BM merkezinden kaynağın söylediği üzere ‘durum çıkmazdadır’. Downer’ın uluslar arası konferans toplanmasını öngörüp öngörmediğine dair raporunu Genel Sekreter’e sunacağı Mart sonuna bir aydan biraz fazla bir süre kalmışken Güvenlik Konseyi üyesi bir ülkeden bir diplomat KİPE muhabirine; bugünkü olgularla, Avustralyalı diplomatın önerisinin olumsuz olmasını beklediğini söyledi.

Güvenlik Konseyi’ndeki ortak payda, 3,5 yıllık müzakerelerde başarılan her şeyin yitirilmemesi gerektiğidir. 5 Daimi üyenin Genel Sekreter’e yönelik gayrı resmî tavsiyeleri de prosedürün kasım ayına kadar devam etmesi, görüşmelerin özellikle lider temsilcileri düzeyinde yapılması, Eroğlu ve Hristofyas’ın seyrek görüşmesi yönündedir.

Aynı diplomat Türk tarafının, 1 Temmuz’da müzakerelerin sona ereceğine ilişkin açıklamalarını yorumlaması istendiğinde ‘Genel Sekreter’in talep etmeyeceği ve Güvenlik Konseyi’nin katılmayacağı bir şey söylemenin bedeli büyüktür’ ifadesini kullandı.

STEFANU: “AB DÖNEM BAŞKANLIĞI İLE MÜZAKERELER ARASINDA HİÇBİR İLİŞKİ YOKTUR”

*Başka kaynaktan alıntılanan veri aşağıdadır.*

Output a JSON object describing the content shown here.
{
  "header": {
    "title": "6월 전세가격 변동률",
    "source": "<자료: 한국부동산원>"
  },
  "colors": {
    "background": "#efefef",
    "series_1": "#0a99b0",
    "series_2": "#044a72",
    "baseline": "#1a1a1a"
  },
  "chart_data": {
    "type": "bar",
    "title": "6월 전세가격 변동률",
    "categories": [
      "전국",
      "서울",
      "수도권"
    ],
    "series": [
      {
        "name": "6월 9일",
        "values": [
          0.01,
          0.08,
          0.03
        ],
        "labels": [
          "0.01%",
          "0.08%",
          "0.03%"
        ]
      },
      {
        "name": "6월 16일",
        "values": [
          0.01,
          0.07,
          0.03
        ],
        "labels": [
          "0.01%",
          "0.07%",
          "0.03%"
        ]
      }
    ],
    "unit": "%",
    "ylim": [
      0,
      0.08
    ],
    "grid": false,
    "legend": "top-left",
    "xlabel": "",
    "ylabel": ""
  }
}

Hükümet Sözcüsü Stefanos Stefanu RİK’e yaptığı açıklamada, Lefkoşa’nın; suni takvimlerin kabul edilmemesiyle müzakerelerin devam etmesi konusundaki tavrının net olduğunu belirtti. Sözcü özellikle Türk tarafının 1 Temmuz’u takvim olarak koymaya çalıştığına işaret ederek şunları söyledi:

‘Başkan’ın tutumu nettir. Bu tutumunu BM Genel Sekreter’in huzurunda söyledi ve uluslar arası camianın bütün oyuncularına da iletti. Avrupa Birliği Dönem Başkanlığı’nı Kıbrıs Cumhuriyeti’nin devralmasından sonra da Kıbrıs sorununun çözüm müzakerelerine devam etmeye hazırdır. Kıbrıs’ın dönem başkanlığı ile Kıbrıs sorununun çözüm müzakereleri arasında şu veya bu şekilde hiçbir ilişki yoktur.’

Uluslararası konferans konusuna da değinen Stefanu bu konferansın Kıbrıs sorununun iç yönlerinde anlaşmaya varıldığında çağrılacağını ve sadece Kıbrıs sorununun uluslar arası yönlerinin ele alınacağını tekrarladı. O zaman da, BM’nin himayesi altında yapılması gereken konferansa, Güvenlik Konseyi’nin 5 daimi üyesi, AB, garantör güçler, Kıbrıs Cumhuriyeti ve iki toplumun katılması gerektiğini ekledi. Sözcü Kıbrıs Rum tarafının iyi niyetine işaret etti ve Kıbrıs Türk liderliğinin ve özellikle Türkiye’nin de aynı iyi niyeti göstermesi gerektiğini sözlerine ekledi.”